Mahasiswi ULM Diperiksa Polisi Akibat Kritikan, Akademisi Uhaib As’ad Bicara Soal Radikal

apahabar.com, BANJARMASIN – Akademisi dari Universitas Islam Kalimantan Muhammad Arsyad Al-Banjari (UNISKA MAB) Muhammad Uhaib As’ad…

Featured-Image
Akademisi dari Universitas Islam Kalimantan Muhammad Arsyad Al-Banjari (UNISKA MAB) Muhammad Uhaib As’ad. Foto-dok.apahabar.com

bakabar.com, BANJARMASIN – Akademisi dari Universitas Islam Kalimantan Muhammad Arsyad Al-Banjari (UNISKA MAB) Muhammad Uhaib As’ad angkat bicara menanggapi soal mahasiswi Universitas Lambung Mangkurat (ULM) yang diperiksa polisi setelah menyampaikan kritikan di media sosial.

Uhaib mengamati soal cap radikalis terhadap mahasiswi Fakultas MIPA tersebut, sehingga dianggap berbahaya terlalu berlebihan dan mengada-ada.

“Istilah radikalisme adalah diksi yang diiklankan oleh Barat yang anti Islam dan para Islam phobia,” ujar Dosen Fakultas Ilmu Sosial dan Ilmu Politik (FISIP) UNISKA ini.

Celakanya kata Uhaib, jangan sampai lembaga perguruan tinggi atau kampus menjadi lembaga pengadilan yang mengadili pikiran seseorang termasuk dalam pemahaman keagamaan.

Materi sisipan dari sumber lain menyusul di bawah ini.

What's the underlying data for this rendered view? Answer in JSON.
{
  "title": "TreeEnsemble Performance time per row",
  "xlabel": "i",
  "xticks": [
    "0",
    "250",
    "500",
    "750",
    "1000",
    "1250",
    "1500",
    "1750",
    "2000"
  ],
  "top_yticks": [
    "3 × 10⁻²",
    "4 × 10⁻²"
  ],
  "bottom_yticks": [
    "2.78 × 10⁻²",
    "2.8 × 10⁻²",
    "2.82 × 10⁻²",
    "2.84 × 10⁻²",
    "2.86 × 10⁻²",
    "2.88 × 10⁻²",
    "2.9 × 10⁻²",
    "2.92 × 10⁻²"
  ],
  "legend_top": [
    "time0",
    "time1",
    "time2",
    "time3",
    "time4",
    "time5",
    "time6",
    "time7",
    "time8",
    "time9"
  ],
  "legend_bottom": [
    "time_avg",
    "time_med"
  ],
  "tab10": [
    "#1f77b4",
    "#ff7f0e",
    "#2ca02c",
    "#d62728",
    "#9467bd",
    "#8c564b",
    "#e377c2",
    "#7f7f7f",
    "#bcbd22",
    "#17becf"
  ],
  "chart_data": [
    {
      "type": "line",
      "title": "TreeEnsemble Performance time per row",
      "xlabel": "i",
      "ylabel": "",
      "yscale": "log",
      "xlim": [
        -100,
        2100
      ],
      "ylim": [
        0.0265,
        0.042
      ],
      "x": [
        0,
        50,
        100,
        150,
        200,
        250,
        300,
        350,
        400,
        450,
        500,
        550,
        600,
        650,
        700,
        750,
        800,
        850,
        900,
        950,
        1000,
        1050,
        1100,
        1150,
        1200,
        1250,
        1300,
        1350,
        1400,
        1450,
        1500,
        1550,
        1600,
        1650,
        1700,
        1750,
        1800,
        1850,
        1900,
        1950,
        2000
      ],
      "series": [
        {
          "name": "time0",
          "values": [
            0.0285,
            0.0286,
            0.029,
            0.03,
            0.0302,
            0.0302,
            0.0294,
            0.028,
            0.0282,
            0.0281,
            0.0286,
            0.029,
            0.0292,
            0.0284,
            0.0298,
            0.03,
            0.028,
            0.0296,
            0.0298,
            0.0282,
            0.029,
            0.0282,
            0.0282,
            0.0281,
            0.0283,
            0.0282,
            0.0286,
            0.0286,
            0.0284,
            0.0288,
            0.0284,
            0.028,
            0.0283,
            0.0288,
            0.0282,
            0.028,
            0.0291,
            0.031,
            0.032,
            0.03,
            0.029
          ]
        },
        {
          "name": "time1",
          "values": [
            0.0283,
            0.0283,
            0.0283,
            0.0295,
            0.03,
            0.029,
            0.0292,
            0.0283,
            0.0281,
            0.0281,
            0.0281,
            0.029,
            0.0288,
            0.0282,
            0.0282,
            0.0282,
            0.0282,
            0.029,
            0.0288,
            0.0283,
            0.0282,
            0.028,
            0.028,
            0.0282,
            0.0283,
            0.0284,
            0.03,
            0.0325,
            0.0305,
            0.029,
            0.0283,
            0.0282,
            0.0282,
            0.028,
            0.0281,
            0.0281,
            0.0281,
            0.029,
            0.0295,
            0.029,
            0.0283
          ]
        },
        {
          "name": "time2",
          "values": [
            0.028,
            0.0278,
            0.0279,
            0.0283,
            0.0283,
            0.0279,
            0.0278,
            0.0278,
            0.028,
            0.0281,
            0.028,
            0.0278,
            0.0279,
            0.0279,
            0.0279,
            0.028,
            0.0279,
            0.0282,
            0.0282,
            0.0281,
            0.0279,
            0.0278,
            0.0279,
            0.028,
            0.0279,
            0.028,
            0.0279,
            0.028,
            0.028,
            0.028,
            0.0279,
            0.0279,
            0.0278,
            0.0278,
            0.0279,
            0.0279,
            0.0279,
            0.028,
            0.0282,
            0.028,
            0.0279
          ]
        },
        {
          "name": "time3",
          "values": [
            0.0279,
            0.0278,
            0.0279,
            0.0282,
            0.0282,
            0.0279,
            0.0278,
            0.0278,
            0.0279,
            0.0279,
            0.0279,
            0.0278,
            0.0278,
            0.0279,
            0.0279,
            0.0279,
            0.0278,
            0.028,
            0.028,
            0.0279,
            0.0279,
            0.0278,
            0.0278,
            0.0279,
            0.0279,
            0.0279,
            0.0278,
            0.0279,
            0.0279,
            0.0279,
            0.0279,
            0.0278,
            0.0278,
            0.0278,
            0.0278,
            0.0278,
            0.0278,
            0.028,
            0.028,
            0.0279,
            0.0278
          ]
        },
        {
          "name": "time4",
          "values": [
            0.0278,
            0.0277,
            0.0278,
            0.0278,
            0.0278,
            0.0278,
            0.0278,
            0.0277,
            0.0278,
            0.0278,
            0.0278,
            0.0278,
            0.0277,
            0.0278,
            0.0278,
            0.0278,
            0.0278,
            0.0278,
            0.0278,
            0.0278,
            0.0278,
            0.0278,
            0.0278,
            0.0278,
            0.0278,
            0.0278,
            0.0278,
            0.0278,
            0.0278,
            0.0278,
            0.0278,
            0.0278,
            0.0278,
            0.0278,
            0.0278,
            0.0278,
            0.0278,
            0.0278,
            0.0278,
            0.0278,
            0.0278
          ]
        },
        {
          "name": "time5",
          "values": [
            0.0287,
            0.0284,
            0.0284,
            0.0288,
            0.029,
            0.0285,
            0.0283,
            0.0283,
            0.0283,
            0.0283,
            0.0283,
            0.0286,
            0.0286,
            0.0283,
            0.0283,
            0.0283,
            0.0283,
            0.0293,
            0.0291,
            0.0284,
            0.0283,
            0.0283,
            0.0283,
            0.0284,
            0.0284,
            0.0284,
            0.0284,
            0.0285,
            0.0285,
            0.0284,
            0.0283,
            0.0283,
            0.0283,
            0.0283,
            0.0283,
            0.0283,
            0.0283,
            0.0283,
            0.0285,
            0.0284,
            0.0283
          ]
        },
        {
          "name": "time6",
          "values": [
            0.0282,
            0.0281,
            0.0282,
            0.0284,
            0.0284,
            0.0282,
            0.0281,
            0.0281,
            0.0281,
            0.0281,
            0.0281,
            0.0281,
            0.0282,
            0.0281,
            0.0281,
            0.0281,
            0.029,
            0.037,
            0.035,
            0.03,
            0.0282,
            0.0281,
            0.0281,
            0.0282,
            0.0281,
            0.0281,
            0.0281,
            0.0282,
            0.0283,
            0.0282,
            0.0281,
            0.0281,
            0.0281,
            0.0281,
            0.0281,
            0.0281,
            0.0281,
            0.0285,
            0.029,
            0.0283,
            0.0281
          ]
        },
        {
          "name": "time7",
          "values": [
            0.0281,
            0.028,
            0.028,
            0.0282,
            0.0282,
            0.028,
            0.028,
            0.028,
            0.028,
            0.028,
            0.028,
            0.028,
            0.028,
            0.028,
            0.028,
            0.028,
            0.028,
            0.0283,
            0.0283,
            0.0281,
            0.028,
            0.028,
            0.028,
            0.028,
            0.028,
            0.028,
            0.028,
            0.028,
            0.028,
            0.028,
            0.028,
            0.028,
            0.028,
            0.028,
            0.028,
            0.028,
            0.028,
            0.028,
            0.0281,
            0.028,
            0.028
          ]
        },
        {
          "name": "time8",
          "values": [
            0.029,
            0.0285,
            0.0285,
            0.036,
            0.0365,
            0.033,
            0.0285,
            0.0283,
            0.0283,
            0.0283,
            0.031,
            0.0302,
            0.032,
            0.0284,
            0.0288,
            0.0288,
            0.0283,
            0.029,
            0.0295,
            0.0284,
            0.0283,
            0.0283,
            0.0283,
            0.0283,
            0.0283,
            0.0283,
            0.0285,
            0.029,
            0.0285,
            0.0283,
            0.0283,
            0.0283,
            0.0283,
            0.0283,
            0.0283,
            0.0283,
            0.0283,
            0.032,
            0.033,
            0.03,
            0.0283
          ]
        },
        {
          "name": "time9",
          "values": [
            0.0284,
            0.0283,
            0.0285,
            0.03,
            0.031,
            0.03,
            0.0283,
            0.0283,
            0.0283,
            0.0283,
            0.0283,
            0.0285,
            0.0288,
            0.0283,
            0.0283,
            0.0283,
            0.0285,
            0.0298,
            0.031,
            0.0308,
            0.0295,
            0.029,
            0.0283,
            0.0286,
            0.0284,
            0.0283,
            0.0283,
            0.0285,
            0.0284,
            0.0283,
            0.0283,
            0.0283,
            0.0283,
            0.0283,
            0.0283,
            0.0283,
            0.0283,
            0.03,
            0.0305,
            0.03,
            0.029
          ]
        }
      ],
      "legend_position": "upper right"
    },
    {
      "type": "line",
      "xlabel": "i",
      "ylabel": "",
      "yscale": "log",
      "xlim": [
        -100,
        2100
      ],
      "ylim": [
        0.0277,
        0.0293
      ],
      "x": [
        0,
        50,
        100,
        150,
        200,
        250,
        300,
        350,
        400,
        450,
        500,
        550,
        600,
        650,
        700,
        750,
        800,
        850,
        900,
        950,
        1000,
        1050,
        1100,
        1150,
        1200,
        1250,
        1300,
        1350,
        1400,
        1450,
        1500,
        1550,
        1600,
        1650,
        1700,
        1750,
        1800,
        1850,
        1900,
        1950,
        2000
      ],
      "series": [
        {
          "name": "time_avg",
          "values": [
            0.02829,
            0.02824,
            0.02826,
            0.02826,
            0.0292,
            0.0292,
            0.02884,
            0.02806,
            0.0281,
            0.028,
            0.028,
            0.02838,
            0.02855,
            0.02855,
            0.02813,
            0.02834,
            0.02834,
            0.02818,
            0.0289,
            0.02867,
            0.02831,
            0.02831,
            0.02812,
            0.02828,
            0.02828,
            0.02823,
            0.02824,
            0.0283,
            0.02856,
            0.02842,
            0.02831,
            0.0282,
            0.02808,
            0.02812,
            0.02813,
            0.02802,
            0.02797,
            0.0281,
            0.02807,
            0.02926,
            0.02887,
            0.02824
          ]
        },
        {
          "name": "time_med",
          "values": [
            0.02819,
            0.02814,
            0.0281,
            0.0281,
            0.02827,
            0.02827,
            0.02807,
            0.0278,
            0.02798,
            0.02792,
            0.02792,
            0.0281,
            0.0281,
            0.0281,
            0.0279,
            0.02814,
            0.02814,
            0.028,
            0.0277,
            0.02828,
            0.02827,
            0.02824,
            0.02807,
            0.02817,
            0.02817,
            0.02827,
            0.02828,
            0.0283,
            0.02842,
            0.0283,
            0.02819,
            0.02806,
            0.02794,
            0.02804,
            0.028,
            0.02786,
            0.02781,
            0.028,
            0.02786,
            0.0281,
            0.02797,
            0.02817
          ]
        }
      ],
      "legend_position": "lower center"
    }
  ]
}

Pemahaman keagamaan bukan milik seseorang yang bisa mengklaim kebenaran (claim truth).

“Saya tidak melihat fenomena radikalisme sebagai sebuah ancaman. Sekali lagi, istilah radikalisme adalah barang jualan Barat yang dilompatkan dalam struktur komunitas muslim,” ungkapnya.

Dijelaskan Uhaib, fenomena sosiologis munculnya gerakan radikalisme dalam pemahaman agama sesungguhnya bukan gejala baru.

Fenomena seperti ini dalam konteks Indonesia muncul di era tahun 1980-an seiringan perkembangan politik ekonomi dan pembangunan yang memarjinalkan kekuatan umat Islam.

Fenomena radikalisme pemahaman agama setidaknya ada dua argumen yang dapat menjelaskan hal tersebut.

Pertama, praktik pemahaman agama mainstream mengalami pelapukan di tengah derasnya arus modernisasi dan sekularisasi agama.

Nilai-nilai dan institusi agama termarginalisasi, tergerus oleh gelombang peradaban modern sekulistik.

Di era liberalisasi peradaban modern ini institusi agama menghadapi nilai-nilai sekularisasi sementara doktrin dan institusi agama gagap menghadapi derasnya arus sekularisasi.

“Pemahaman mainstream yang ada dianggap lambat merespon menghadapi kompleksitas kehidupan,” imbuhnya.

Fenomena radikalisme keagamaan yang berkembangan saat ini sesungguhnya sebagai respon dari kejumudan doktrin dan institusi agama dalam menghadapi gelombang modernisasi sehingga perlu diformulasi kembali doktrin dan institusi agama untuk memberikan jawaban terhadap persoalan politik, ekonomi, sosial, dan keumatan.

Fenomena radikalisme yang sering dipersepsikan sebagai bentuk sempalan dari mainstream pemahaman yang selamat dianut oleh umat sehingga secara gamblang memberikan stereotip sebagai kelompok radikalis.

“Kelompok radikalis ini ditempatkan pada wilayah yang perlu dihujat atau tersesat,” pungkasnya.